Prior to Dana, in a rule first announced in Keller Plastics, 157 NLRB 583 (1966),the NLRB observed a strict bar, usually for a year, during which it would not consider a NLRB decertification petition or other attempt to oust the union following an employer’s granting of voluntary recognition. As a result, employees in many cases were prevented for a year from obtaining a secret ballot election to decide freely whether to have union representation (or to change unions) while the recognized union and company negotiated a contract.

This rule developed in a different era.

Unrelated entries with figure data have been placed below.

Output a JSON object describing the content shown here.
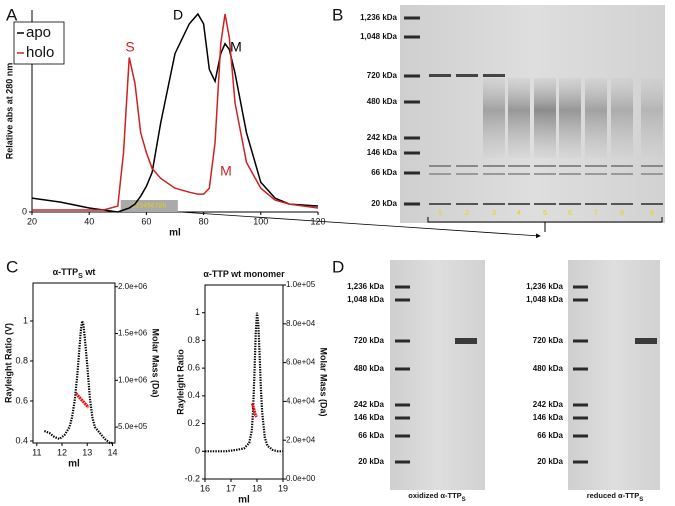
{
  "panel_labels": [
    "A",
    "B",
    "C",
    "D"
  ],
  "chart_data": [
    {
      "type": "line",
      "xlabel": "ml",
      "ylabel": "Relative abs at 280 nm",
      "x": [
        20,
        30,
        40,
        45,
        50,
        52,
        54,
        56,
        58,
        60,
        62,
        65,
        70,
        75,
        78,
        80,
        82,
        84,
        86,
        87.5,
        89,
        91,
        95,
        100,
        105,
        110,
        120
      ],
      "series": [
        {
          "name": "apo",
          "color": "#000000",
          "values": [
            0.07,
            0.05,
            0.02,
            0.01,
            0.0,
            0.01,
            0.02,
            0.04,
            0.08,
            0.13,
            0.2,
            0.45,
            0.8,
            0.95,
            1.0,
            0.95,
            0.72,
            0.66,
            0.8,
            0.85,
            0.82,
            0.7,
            0.4,
            0.15,
            0.07,
            0.04,
            0.03
          ]
        },
        {
          "name": "holo",
          "color": "#cc2222",
          "values": [
            0.01,
            0.01,
            0.01,
            0.01,
            0.03,
            0.3,
            0.78,
            0.65,
            0.4,
            0.3,
            0.22,
            0.17,
            0.12,
            0.1,
            0.09,
            0.09,
            0.12,
            0.35,
            0.85,
            1.0,
            0.88,
            0.55,
            0.25,
            0.12,
            0.06,
            0.04,
            0.02
          ]
        }
      ],
      "xlim": [
        20,
        120
      ],
      "xticks": [
        20,
        40,
        60,
        80,
        100,
        120
      ],
      "ylim": [
        0,
        1.02
      ],
      "yticks": [
        0
      ],
      "legend": "upper left",
      "annotations": [
        {
          "text": "S",
          "color": "#cc2222"
        },
        {
          "text": "D",
          "color": "#000000"
        },
        {
          "text": "M",
          "color": "#000000"
        },
        {
          "text": "M",
          "color": "#cc2222"
        }
      ],
      "fraction_label": "123456789"
    },
    {
      "type": "scatter",
      "title": [
        "α-TTP",
        "S",
        " wt"
      ],
      "xlabel": "ml",
      "ylabel": "Rayleight Ratio (V)",
      "y2label": "Molar Mass (Da)",
      "series": [
        {
          "color": "#000000",
          "x": [
            11.3,
            11.5,
            11.7,
            11.9,
            12.1,
            12.3,
            12.4,
            12.5,
            12.6,
            12.7,
            12.75,
            12.8,
            12.85,
            12.9,
            13.0,
            13.1,
            13.2,
            13.3,
            13.5,
            13.7,
            13.9,
            14.0
          ],
          "values": [
            0.45,
            0.44,
            0.42,
            0.41,
            0.43,
            0.47,
            0.52,
            0.6,
            0.72,
            0.88,
            0.96,
            1.0,
            0.98,
            0.92,
            0.78,
            0.62,
            0.52,
            0.47,
            0.44,
            0.41,
            0.39,
            0.39
          ]
        },
        {
          "color": "#dd1111",
          "axis": "y2",
          "x": [
            12.55,
            12.65,
            12.75,
            12.85,
            12.95,
            13.05
          ],
          "values": [
            860000,
            830000,
            800000,
            770000,
            740000,
            710000
          ]
        }
      ],
      "xlim": [
        10.85,
        14.1
      ],
      "xticks": [
        11,
        12,
        13,
        14
      ],
      "ylim": [
        0.39,
        1.19
      ],
      "yticks": [
        0.4,
        0.6,
        0.8,
        1
      ],
      "y2lim": [
        330000,
        2040000
      ],
      "y2ticks": [
        {
          "value": 500000,
          "label": "5.0e+05"
        },
        {
          "value": 1000000,
          "label": "1.0e+06"
        },
        {
          "value": 1500000,
          "label": "1.5e+06"
        },
        {
          "value": 2000000,
          "label": "2.0e+06"
        }
      ]
    },
    {
      "type": "scatter",
      "title": [
        "α-TTP wt monomer"
      ],
      "xlabel": "ml",
      "ylabel": "Rayleight Ratio",
      "y2label": "Molar Mass (Da)",
      "series": [
        {
          "color": "#000000",
          "x": [
            16.0,
            16.4,
            16.8,
            17.2,
            17.5,
            17.7,
            17.8,
            17.85,
            17.9,
            17.95,
            18.0,
            18.05,
            18.1,
            18.15,
            18.2,
            18.3,
            18.4,
            18.6,
            18.8,
            19.0
          ],
          "values": [
            0.0,
            0.0,
            0.0,
            0.01,
            0.02,
            0.06,
            0.15,
            0.3,
            0.55,
            0.85,
            1.0,
            0.92,
            0.7,
            0.45,
            0.28,
            0.1,
            0.04,
            0.01,
            0.0,
            0.0
          ]
        },
        {
          "color": "#dd1111",
          "axis": "y2",
          "x": [
            17.82,
            17.86,
            17.9,
            17.94,
            17.98
          ],
          "values": [
            39000,
            37000,
            35000,
            33000,
            32000
          ]
        }
      ],
      "xlim": [
        16,
        19
      ],
      "xticks": [
        16,
        17,
        18,
        19
      ],
      "ylim": [
        -0.2,
        1.2
      ],
      "yticks": [
        -0.2,
        0,
        0.2,
        0.4,
        0.6,
        0.8,
        1
      ],
      "y2lim": [
        0,
        100000
      ],
      "y2ticks": [
        {
          "value": 0,
          "label": "0.0e+00"
        },
        {
          "value": 20000,
          "label": "2.0e+04"
        },
        {
          "value": 40000,
          "label": "4.0e+04"
        },
        {
          "value": 60000,
          "label": "6.0e+04"
        },
        {
          "value": 80000,
          "label": "8.0e+04"
        },
        {
          "value": 100000,
          "label": "1.0e+05"
        }
      ]
    }
  ],
  "gel_b": {
    "markers": [
      "1,236 kDa",
      "1,048 kDa",
      "720 kDa",
      "480 kDa",
      "242 kDa",
      "146 kDa",
      "66 kDa",
      "20 kDa"
    ],
    "lanes": [
      "1",
      "2",
      "3",
      "4",
      "5",
      "6",
      "7",
      "8",
      "9"
    ]
  },
  "gel_d": {
    "markers": [
      "1,236 kDa",
      "1,048 kDa",
      "720 kDa",
      "480 kDa",
      "242 kDa",
      "146 kDa",
      "66 kDa",
      "20 kDa"
    ],
    "captions": [
      [
        "oxidized α-TTP",
        "S"
      ],
      [
        "reduced α-TTP",
        "S"
      ]
    ]
  }
}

When voluntary recognition was relatively rare and an inflexible rule of this sort might be justified in order to preserve labor peace.  A secret ballot election was generally regarded as a preferred and more reliable indicator of employee free choice, but in a few cases allowances could be made. 

Card-check-based voluntary recognition agreements grew increasingly common in recent decades, however, often based on neutrality agreements.  The safeguards of Board-conducted balloting became harder to secure for employees.

The Board in Dana attempted to harmonize voluntary recognition arrangements made by employers and unions with the need to protect employees’ fundamental right of free choice in choosing (or not choosing) a collective bargaining representative.

It required an employer who voluntarily recognized a union to notify employees in a posting that voluntary recognition had been granted, but that the NLRB would accept, for a limited time (45 days following posting), a request to vote on keeping that recognition (or for a  rival union).  At least 30 percent of the unit employees had to back the move for the Board to hold an election.

Approximately 54 elections have been held under Dana. In 15 cases (approximately 28 percent), employees rejected the recognized union. In two of those elections, employees voted to replace the recognized union with a rival.

Now, however, pro-union members have been appointed to the NLRB.  To no one’s surprise, the new Board has decided to re-examine Dana. When the United Steelworkers (“USW”) challenged the direction of a Dana election following a decertification petition contesting Lamons Gasket’s recognition of the USW, the Board seized its opportunity. Over a vigorous dissent by its Republican members, the Board majority directed reassessment, indicating Dana, in its view, likely was unnecessary, burdensome, and contrary to NLRB precedent.

The U.S. Chamber of Commerce, like many employer groups, is concerned that the Board will sacrifice employee free choice in order to help unions organize. The Chamber assisted Jackson Lewis in preparing the amicus brief supporting the Dana rule.

It is axiomatic that NLRB-conducted elections are the preferred form of ascertaining employee choice as to union representation (or the lack thereof). The U.S. Supreme Court, the NLRB, employers, employee groups and even unions all have so concluded. We argue in our brief that Dana helps assure employee free choice and offers valuable safeguards against the abuses of voluntary recognition through card check and neutrality agreements. We reject the current Board’s suggestion that the relatively few instances where recognition has been rescinded under Dana means that the rule is unimportant. This experience may signal just the opposite: that mindful of Dana, parties to such agreements are careful not to overreach.  Remove the shadow of Dana, and the old abuses will return.

As a form of “consumer protection” for employees, we believe the rule critical to vindicating employee rights under the NLRA.

Briefing in the case will be completed in November, and a decision by the NLRB is expected early next year.